More info here: http://www.oracle.com/technetwork/testcontent/o65asktom-082389.html
Resource Usage
The other risks of data scanning operations are primarily related to resource usage – both on the machine performing the scanning and on the machine being scanned (sometimes these are the same machine). The following describes mitigation features for each resource type.
RAM
The Quasar scanner is a single-threaded sequential design. This means that a scan job processes a maximum of one file or database rowset at a time. (Speed gains are accomplished by running many jobs in parallel, where necessary.)
So for the single job, only ever as much RAM as is necessary to read a file block-by-block is used, and the blocks are sized sufficiently low to ensure minimal RAM usage. In practice the agent consumes around 50 megabytes of RAM while conducting a scan job.
CPU
When Windows/Linux needs to share finite CPU resource across multiple processes, it gives each a chunk of CPU time. How much CPU time a process gets vs other processes is determined by it’s ‘priority’ setting. A high priority will get a process the lion’s share of the CPU, whereas a low priority will cause a process to only be run only if there is spare time left over after all the normal/high processes have had their fill.
Quasar’s as-shipped default priority for scanning processes is “IDLE” – which is the lowest priority setting. Thus everything else on the system will get CPU before the scanner, hence removing ‘cpu load risk’ completely.
This comes at the expense of scans running possibly much more slowly on a loaded system. The setting can be adjusted to NORMAL or HIGH if for example you have a dedicated scanning machine and you want scans to run fast.
Additionally, as the scanner is single-threaded one scan job running will only ever consume a single core. If you are running the scanner directly on a busy multicore machine, ensuring you only run one job at a time will keep the other cores completely free for that machine’s normal business functions. Conversely on a dedicated multicore machine you can run as many jobs as there are cores, for additional speed.
Network
There are two considerations when thinking about network usage, first is bandwidth itself, and second is number of TCP connections.
The largest consumer of bandwidth is scanning fileshares over a network connection. This can be mitigated by locating an agent as close as possible to the network resource. Sometimes (e.g. with Windows or Linux fileservers) it is possible to locate the agent ON the fileserver.
The amount of bandwidth used by the agent sending it’s results to the Quasar app server, is significantly smaller than the amount of bandwidth used by opening and reading all files remotely:
For TCP connections, generally there is one background connection per-agent to the app server for management, and additional connections are made when jobs are running, for data.

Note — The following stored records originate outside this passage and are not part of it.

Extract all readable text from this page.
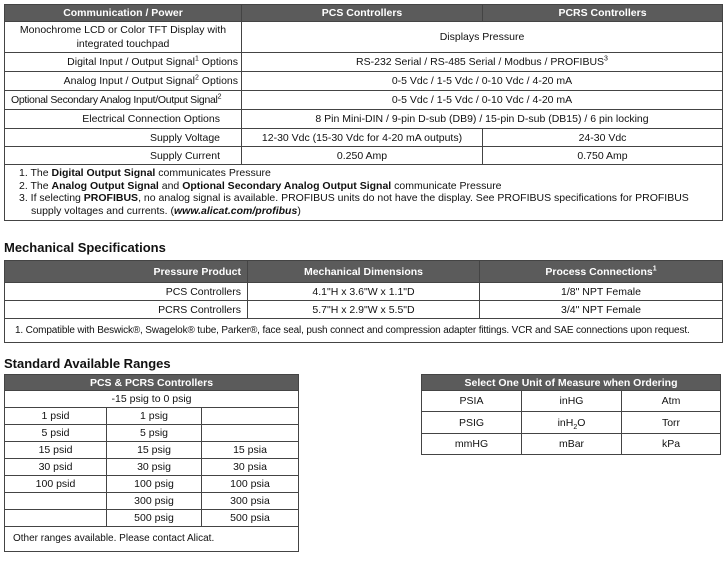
Communication / Power	PCS Controllers	PCRS Controllers
Monochrome LCD or Color TFT Display with integrated touchpad	Displays Pressure	
Digital Input / Output Signal$^1$ Options	RS-232 Serial / RS-485 Serial / Modbus / PROFIBUS$^3$
Analog Input / Output Signal$^2$ Options	0-5 Vdc / 1-5 Vdc / 0-10 Vdc / 4-20 mA	
Optional Secondary Analog Input/Output Signal$^2$	0-5 Vdc / 1-5 Vdc / 0-10 Vdc / 4-20 mA	
Electrical Connection Options	8 Pin Mini-DIN / 9-pin D-sub (DB9) / 15-pin D-sub (DB15) / 6 pin locking	
Supply Voltage	12-30 Vdc (15-30 Vdc for 4-20 mA outputs)	24-30 Vdc
Supply Current	0.250 Amp	0.750 Amp

1. The Digital Output Signal communicates Pressure
2. The Analog Output Signal and Optional Secondary Analog Output Signal communicate Pressure
3. If selecting PROFIBUS, no analog signal is available. PROFIBUS units do not have the display. See PROFIBUS specifications for PROFIBUS
supply voltages and currents. (www.alicat.com/profibus)		
Mechanical Specifications
Pressure Product	Mechanical Dimensions	Process Connections$^1$
PCS Controllers	4.1"H x 3.6"W x 1.1"D	1/8" NPT Female
PCRS Controllers	5.7"H x 2.9"W x 5.5"D	3/4" NPT Female
1. Compatible with Beswick®, Swagelok® tube, Parker®, face seal, push connect and compression adapter fittings. VCR and SAE connections upon request.		
Standard Available Ranges
PCS & PCRS Controllers		
-15 psig to 0 psig		
1 psid	1 psig	
5 psid	5 psig	
15 psid	15 psig	15 psia
30 psid	30 psig	30 psia
100 psid	100 psig	100 psia
	300 psig	300 psia
	500 psig	500 psia
Other ranges available. Please contact Alicat.		
Select One Unit of Measure when Ordering		
PSIA	inHG	Atm
PSIG	inH$_2$O	Torr
mmHG	mBar	kPa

TCP connection resource risk is mitigated by the manangement connections having an extremely conservative hard-wired reconnect interval of 15 minutes. ie, only one attempt is made every 15 minutes. This can sometimes make testing slightly inconvenient, but it ensures that TCP resources are preserved when Quasar is operating at scale.
Disk
Disk usage is a consideration for the machines running the agent that performs scanning. A small amount of temp-file space is used for functions such as decompressing large zip files.
The agent has a temp-file management feature that aggressively limits the amount of temp space available to the agent. This limit is configurable and the as-shipped default is 200 megabytes. Temp space is cleaned by the agent after jobs complete or are aborted, and if the temp space size limit is exceeded, the agent shuts down the scan job.
As scan targets are only ever read from, no disk usage considerations apply to them.